NORWALK, Conn. — Some Norwalk political notes for you:
- Milligan accuses City of hypocrisy
- Norwalk Republican looks to challenge Himes
- Honoring Hempstead, Lyons
No permits for campaign headquarters?
It’s hypocrisy, real estate broker Jason Milligan said Monday, asking if Mayor Harry Rilling and the Democratic Town Committee got a fit-up permit for the Rilling campaign headquarters on North Main Street.
“They don’t follow the rules!!!! The thing they complain I don’t do,” he wrote.
Milligan recently took much bad publicity for commencing demolition without a permit.
Planning and Zoning Director Steven Kleppin replied to an email asking about this by writing, “I checked with senior zoning staff and they can’t recall a permit being issued for a temporary campaign headquarters.”
He further explained:
“We don’t have a definition for temporary or ‘pop-up’ use. Technically, we require tenant fit up permits for all new tenants to ensure there are no violations of the zoning regulations.
“However, senior staff, who have been with the department for several decades cannot recall ever issuing a permit for a temporary campaign headquarters for any political party. Campaign headquarters would be viewed similar to an office use, which is permitted in many zones, including 43 North Main Street.
“Similarly, the seasonal selling of Christmas trees out of a church parking lot, often in a residential zone, has been considered a ‘traditionally an unregulated activity’.”
Rilling did not reply to an email asking about this.
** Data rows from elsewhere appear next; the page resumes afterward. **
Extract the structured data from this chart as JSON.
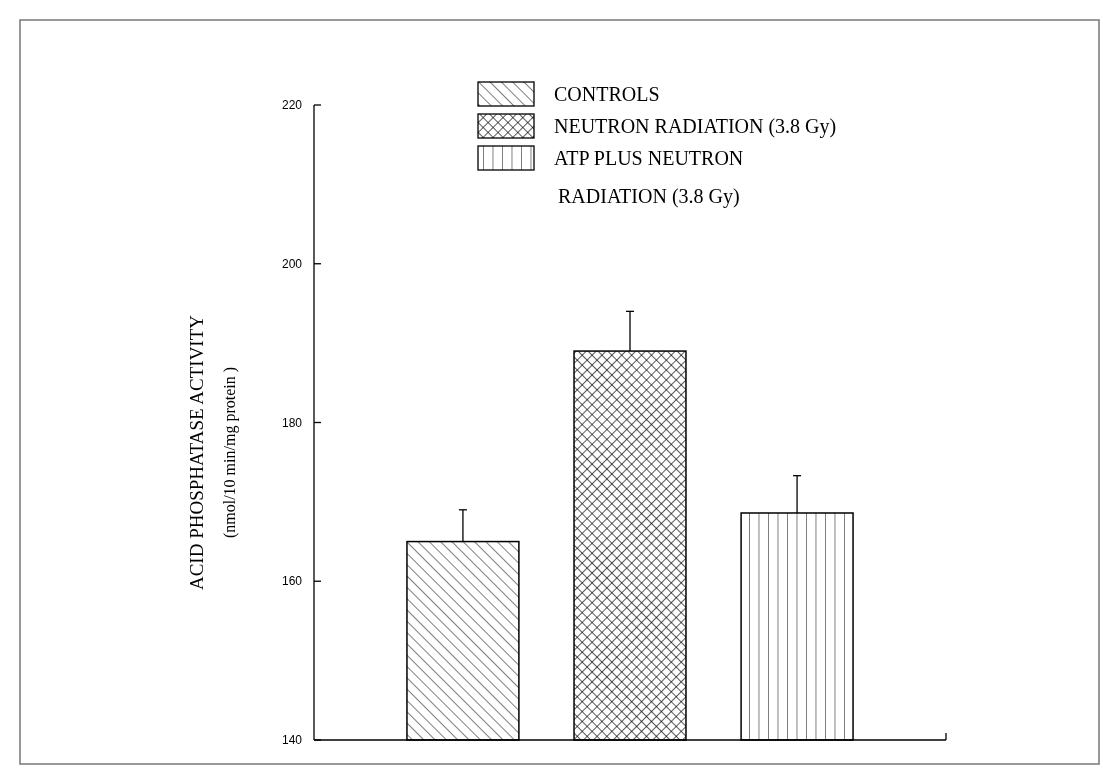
{
  "chart_data": {
    "type": "bar",
    "ylabel": "ACID PHOSPHATASE ACTIVITY\n(nmol/10 min/mg protein )",
    "categories": [
      null
    ],
    "series": [
      {
        "name": "CONTROLS",
        "color": "#000000",
        "values": [
          165
        ],
        "errors": [
          [
            165,
            169
          ]
        ]
      },
      {
        "name": "NEUTRON RADIATION (3.8 Gy)",
        "color": "#000000",
        "values": [
          189
        ],
        "errors": [
          [
            189,
            194
          ]
        ]
      },
      {
        "name": "ATP PLUS NEUTRON RADIATION (3.8 Gy)",
        "color": "#000000",
        "values": [
          168.6
        ],
        "errors": [
          [
            168.6,
            173.3
          ]
        ]
      }
    ],
    "ylim": [
      140,
      220
    ],
    "yticks": [
      140,
      160,
      180,
      200,
      220
    ],
    "legend": "top",
    "grid": false
  }
}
“The rules that they hammer me for not always adhering to or agreeing with,” Milligan wrote. “I don’t think a permit should be required, but it is, and this mayor and administration has tried to shame me for not following.”
The Republican Town Committee has opened a campaign headquarters on Wall Street.
Jonathan Riddle announced Monday that he is seeking the Republican Party nomination for Congress in the Fourth Congressional District. Meaning, he wants to unseat U.S. Rep. Jim Himes (D-Greenwich).
“I am running for Congress because like you, I am fed up with the inaction and partisan politics of career politicians in Washington,” Riddle is quoted as saying.
Riddle was endorsed to run for Norwalk Common Council this year but his name was withdrawn. He grew up in Westchester County, New York, and was a three-sport athlete at Archbishop Stepinac High School, going on to play Division 1 football at Iona College in New Rochelle, his website states.
A degree in finance has led him to be Vice President and lead advisor for the Private Bank of Bank of America in Westport, it states.
“The Riddle For Congress campaign is fully operational and plans an aggressive fundraising push starting October 1st. Riddle has started meeting with key party leaders, activists, and donors; he has brought on Praetorian Strategy Group to oversee his campaign’s operations,” his press release said.
“During (Himes’) 10 years in Congress, Connecticut has lost jobs, taxes have skyrocketed, drug addiction has become a major crisis, and property values have plummeted,” Riddle says in a promotional video. “I am running for Congress because now more than ever, we need a Congressman who is committed to moving the ball down the field and actually accomplishing something for the people in our community.”
Long-time Republican leaders set to be feted
Veteran Republican political leaders Doug Hempstead and Mike Lyons, who are not running for reelection this year, are being honored Oct. 23 at the Maritime Aquarium.
Hempstead has nearly 30 years on the Common Council and Lyons has put in 22 years in a variety of positions, including the Board of Estimate and Taxation, and most recently, eight years on the Board of Education. Former State Rep. Larry Cafero will serve as master of ceremonies.
Tickets are $65 or $120 for a couple, and proceeds will go to the Norwalk Education Foundation.
“This is a non partisan event, being held at the Aquarium, which rightfully might not even be there if it wasn’t for some of the work done by these two public servants in the latter part of last century,” BoE member Bryan Meek wrote. “…As they are not running for office this year, some of us thought to give them a proper party for their decades of service to our community.”